En tercer lugar, hay una serie de decisiones que enriquecen la experiencia museográfica. Si bien toda exposición será estudiada en sus catálogos, tener la posibilidad de verla personalmente es un factor que pocos espacios de Bogotá tienen en cuenta. Aquí, la iluminación rebotando contra paredes pintadas de rosado, la acumulación de obras detallistas en un mismo marco, la cercanía de piezas visualmente afines, el incremento de tamaños a medida que se acerca la cronología de las obras, la separación estratégica de acuarelas que se emplearon para dar contexto, funcionaron para transmitir la idea de que el interés de sus curadores era proponer un diálogo productivo con el pasado.
Frente al imaginario premoderno que marca la muerte de Bogotá a las 11 de la mañana del 9 de abril de 1948, y no mira hacia ella más que para quejarse de sus alcaldes de izquierda, aquí se ofrece una interpretación alternativa. Al contrario de las variaciones pesimistas decoradas con fotografías patinadas de color sepia, donde no hay lucha (ni armonía) de clases y todos parecen listos para trabajar, esta exposición plantea una hipótesis mucho más productiva. Bogotá no era una ciudad bella en el pasado, más bien quienes la pintaron se encargaron de crear una serie de alteraciones visuales que triunfaron como representaciones modélicas. De ahí que este villorrio remecido por la incontrolable y afortunada llegada de campesinos dispuestos a vivir mal en barrios sin servicios públicos, y millonarios dispuestos a vivir más o menos en las planicies del norte, pasó a ser evaluada en retrospectiva. Siempre que se pensaba en la Bogotá ideal se hablaba de “la ciudad de los tranvías”, “la ciudad de la sabana pintoresca”, en últimas, “la capital”. A ella, por ejemplo, viajó mi padre cuando decidió que quería ser dueño de su propia vida. Y, bueno, lo logró. Hasta crió un crítico.

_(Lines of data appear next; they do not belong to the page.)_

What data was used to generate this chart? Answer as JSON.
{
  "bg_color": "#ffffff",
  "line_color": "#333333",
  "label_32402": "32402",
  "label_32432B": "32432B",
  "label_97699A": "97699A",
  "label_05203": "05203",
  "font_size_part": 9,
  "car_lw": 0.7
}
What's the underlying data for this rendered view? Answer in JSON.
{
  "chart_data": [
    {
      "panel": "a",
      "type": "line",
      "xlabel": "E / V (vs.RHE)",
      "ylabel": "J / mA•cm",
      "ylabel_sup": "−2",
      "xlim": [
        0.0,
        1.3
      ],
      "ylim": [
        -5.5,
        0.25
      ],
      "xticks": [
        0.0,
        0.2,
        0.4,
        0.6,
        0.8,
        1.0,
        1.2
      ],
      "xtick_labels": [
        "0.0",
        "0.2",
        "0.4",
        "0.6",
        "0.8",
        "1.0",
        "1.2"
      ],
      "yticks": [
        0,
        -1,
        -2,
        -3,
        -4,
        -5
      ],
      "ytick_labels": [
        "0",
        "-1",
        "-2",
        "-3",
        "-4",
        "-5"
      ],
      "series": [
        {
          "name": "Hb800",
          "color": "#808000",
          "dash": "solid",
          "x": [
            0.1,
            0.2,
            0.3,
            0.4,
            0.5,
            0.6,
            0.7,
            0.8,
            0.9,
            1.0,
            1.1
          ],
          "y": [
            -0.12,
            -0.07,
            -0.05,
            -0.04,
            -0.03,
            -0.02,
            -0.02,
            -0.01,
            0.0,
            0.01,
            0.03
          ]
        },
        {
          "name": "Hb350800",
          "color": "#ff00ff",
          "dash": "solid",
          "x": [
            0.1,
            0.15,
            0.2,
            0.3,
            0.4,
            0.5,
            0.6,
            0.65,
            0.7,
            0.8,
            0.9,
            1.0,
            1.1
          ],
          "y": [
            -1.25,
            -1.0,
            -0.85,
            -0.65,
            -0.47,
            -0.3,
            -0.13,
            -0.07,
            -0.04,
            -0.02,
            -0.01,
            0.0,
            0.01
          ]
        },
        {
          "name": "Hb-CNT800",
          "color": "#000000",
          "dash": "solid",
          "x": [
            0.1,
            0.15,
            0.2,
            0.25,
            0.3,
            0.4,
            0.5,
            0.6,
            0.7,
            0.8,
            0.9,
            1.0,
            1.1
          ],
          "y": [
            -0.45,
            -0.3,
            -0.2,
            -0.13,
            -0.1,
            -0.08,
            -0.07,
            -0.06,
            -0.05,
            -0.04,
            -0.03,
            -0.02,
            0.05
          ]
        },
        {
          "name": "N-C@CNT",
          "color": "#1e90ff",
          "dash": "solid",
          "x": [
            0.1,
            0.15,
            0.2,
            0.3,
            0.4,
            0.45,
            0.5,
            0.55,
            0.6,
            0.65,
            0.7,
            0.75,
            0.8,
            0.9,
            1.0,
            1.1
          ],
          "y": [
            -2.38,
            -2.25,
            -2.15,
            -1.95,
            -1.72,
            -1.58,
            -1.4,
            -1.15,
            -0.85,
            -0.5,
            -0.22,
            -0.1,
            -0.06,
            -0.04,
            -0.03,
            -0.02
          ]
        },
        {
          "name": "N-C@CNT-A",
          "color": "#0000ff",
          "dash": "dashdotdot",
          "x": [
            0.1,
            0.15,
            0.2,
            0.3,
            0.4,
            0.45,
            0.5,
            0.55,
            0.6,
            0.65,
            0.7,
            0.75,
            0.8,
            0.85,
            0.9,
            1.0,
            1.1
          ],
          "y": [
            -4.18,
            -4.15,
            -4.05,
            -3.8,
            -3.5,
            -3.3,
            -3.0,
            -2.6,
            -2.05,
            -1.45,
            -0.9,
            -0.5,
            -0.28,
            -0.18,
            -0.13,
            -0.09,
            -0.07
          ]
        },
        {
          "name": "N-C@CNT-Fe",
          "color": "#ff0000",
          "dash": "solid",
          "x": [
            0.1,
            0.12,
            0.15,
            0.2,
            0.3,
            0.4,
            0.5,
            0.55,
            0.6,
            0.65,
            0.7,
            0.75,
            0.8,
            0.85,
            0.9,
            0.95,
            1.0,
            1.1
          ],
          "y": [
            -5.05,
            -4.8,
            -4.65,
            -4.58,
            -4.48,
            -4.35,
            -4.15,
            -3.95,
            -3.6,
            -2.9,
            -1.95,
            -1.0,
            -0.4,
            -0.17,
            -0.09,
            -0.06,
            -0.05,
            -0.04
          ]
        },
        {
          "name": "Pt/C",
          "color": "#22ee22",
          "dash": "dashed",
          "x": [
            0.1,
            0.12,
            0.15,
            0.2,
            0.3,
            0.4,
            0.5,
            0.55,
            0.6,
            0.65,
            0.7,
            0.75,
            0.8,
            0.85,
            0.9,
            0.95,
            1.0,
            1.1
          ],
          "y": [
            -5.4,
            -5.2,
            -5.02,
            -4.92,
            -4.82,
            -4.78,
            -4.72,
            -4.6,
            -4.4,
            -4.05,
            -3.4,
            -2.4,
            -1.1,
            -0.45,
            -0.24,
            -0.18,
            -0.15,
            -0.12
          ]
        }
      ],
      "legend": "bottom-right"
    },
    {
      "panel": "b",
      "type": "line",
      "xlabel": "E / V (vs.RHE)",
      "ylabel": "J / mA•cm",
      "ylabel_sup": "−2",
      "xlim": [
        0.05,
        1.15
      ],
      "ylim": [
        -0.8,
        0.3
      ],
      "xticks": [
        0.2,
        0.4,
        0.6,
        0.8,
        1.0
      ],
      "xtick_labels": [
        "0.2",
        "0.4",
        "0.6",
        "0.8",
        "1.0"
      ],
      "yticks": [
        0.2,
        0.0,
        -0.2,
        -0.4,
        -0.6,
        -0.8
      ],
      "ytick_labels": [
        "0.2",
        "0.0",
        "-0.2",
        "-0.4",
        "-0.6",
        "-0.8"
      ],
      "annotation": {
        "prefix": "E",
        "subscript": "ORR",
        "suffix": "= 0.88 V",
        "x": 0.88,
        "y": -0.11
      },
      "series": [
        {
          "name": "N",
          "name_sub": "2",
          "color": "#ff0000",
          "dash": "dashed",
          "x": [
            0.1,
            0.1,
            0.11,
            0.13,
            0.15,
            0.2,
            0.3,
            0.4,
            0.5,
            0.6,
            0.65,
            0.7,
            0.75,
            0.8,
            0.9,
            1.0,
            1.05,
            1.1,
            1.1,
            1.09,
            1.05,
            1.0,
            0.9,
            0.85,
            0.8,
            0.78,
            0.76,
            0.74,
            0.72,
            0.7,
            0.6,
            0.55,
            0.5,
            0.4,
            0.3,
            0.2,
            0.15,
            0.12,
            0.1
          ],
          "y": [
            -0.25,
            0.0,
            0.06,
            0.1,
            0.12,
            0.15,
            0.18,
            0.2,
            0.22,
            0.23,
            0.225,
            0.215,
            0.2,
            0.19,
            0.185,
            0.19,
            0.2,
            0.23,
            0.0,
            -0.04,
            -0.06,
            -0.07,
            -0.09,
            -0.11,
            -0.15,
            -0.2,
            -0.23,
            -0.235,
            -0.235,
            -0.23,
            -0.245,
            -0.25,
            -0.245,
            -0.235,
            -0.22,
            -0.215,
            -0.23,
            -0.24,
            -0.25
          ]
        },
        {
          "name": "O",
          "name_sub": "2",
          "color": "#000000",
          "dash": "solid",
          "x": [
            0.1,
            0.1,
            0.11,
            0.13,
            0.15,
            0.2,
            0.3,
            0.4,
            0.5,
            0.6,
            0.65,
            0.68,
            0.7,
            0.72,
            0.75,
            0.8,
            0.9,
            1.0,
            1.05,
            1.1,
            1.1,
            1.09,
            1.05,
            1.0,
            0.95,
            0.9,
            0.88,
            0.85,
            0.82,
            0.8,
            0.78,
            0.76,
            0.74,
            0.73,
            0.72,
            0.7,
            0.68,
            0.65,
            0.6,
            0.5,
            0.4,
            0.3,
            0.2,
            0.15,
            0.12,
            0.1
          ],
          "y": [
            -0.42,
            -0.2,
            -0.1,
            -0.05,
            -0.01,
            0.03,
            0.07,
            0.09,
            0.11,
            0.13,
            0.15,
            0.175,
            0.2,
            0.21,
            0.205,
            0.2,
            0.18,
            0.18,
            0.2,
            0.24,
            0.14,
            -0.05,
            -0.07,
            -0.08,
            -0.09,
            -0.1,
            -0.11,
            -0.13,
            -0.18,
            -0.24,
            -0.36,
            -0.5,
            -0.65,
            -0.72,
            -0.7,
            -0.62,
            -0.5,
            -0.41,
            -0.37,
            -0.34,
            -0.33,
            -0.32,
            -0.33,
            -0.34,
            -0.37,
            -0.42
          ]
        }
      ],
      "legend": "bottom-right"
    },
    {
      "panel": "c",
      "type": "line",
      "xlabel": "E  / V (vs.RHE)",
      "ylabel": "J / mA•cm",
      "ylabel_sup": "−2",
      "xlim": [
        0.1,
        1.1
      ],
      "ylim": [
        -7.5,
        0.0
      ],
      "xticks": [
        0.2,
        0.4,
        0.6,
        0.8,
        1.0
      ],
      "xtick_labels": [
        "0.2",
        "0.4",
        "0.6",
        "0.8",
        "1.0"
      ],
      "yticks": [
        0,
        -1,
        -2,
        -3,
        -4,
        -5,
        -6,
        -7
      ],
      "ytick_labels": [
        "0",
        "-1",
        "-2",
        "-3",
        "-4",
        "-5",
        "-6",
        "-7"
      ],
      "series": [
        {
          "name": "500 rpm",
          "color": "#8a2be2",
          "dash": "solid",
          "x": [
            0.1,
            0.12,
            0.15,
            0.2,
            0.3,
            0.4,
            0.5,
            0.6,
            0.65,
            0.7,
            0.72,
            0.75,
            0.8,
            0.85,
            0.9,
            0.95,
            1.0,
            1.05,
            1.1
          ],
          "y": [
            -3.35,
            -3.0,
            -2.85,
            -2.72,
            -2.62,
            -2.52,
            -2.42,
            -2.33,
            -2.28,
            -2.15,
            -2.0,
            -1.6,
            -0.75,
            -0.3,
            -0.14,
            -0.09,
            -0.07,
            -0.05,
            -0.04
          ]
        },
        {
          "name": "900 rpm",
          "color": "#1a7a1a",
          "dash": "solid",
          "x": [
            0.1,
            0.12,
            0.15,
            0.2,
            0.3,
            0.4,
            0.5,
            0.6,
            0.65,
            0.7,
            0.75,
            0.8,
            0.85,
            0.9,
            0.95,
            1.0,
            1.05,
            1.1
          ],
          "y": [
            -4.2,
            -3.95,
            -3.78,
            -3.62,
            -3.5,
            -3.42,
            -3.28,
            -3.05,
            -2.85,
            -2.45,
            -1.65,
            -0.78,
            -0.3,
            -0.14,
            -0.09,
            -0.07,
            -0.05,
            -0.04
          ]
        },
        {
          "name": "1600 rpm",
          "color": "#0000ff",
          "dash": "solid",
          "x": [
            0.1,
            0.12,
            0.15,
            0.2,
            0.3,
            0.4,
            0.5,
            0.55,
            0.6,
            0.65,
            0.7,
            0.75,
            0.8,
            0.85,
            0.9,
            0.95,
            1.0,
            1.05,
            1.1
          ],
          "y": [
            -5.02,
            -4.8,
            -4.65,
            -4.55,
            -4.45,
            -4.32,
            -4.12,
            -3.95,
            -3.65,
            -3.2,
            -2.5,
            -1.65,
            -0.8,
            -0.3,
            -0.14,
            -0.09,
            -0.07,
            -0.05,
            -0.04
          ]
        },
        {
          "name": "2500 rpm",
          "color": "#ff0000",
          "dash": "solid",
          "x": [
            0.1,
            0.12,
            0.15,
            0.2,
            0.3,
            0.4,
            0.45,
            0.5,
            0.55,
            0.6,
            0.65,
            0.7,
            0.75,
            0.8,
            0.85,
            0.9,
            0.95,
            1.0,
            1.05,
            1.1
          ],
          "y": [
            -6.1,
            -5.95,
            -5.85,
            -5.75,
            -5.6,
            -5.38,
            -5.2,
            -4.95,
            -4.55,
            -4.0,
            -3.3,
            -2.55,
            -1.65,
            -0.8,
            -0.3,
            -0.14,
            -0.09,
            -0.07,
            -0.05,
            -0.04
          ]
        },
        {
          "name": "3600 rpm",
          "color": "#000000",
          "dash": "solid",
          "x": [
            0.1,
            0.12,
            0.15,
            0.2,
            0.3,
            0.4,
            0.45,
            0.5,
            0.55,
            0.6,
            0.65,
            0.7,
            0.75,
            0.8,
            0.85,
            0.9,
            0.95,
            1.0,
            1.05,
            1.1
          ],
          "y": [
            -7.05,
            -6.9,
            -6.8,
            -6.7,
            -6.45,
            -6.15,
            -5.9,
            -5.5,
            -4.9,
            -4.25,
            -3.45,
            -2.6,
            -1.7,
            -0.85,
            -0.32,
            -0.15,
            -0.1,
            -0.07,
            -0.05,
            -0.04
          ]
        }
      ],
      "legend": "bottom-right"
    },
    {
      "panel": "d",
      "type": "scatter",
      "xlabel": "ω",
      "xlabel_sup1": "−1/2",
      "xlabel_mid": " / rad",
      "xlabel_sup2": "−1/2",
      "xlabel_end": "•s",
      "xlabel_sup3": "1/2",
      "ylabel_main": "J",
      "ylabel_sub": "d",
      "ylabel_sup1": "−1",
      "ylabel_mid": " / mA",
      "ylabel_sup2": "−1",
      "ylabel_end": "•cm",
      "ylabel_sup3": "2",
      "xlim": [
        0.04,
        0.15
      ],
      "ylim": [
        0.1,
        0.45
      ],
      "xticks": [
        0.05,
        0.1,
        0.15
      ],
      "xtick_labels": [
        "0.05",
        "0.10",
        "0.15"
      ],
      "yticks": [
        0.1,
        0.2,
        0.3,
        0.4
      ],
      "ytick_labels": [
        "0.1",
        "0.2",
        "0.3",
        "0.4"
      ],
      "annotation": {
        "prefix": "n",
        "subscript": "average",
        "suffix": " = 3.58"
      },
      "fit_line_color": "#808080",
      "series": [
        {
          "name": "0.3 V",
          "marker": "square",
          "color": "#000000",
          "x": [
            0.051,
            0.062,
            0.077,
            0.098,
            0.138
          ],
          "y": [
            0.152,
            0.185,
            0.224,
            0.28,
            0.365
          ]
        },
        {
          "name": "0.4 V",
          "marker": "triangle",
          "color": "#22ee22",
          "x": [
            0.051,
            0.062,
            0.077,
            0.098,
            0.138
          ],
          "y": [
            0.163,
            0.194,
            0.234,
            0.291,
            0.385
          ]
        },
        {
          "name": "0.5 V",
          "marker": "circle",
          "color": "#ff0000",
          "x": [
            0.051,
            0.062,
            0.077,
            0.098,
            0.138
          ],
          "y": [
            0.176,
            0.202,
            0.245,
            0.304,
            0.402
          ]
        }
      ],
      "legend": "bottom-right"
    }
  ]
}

Este argumento se refuerza con la constante ausencia de personajes humanos. Dejando de lado la inclusión de representaciones costumbristas se recuerda aquí la denuncia que suscribiera Nicos Hadjinicolau contra el artista burgués. De más está decir que los artistas colombianos de la primera mitad del siglo XX eran burgueses, que Páramo, Trujillo et al. fueron portaestandartes de los condicionamientos de su clase y que esa fue una circunstancia de la que no dudaron en sacar provecho. Sin embargo, lo que resulta de interés aquí es el modo en que cumplieron con el axioma del historiador de Salónica: en sus ciudades no hay nadie, y quienes aparecen son manchas.
Sin embargo, hay una portada diseñada por Sergio Trujillo para un medio editorial, que elude este argumento y da el salto a la vida real. En ella la gente camina en los andenes, de hecho pareciera estar de afán. Su visión es tan realista que podría pensarse sin esfuerzo que allá también los conductores parqueaban donde les daba la gana y disfrutaban lanzándole sus carros a los peatones. Una delicia de ciudad.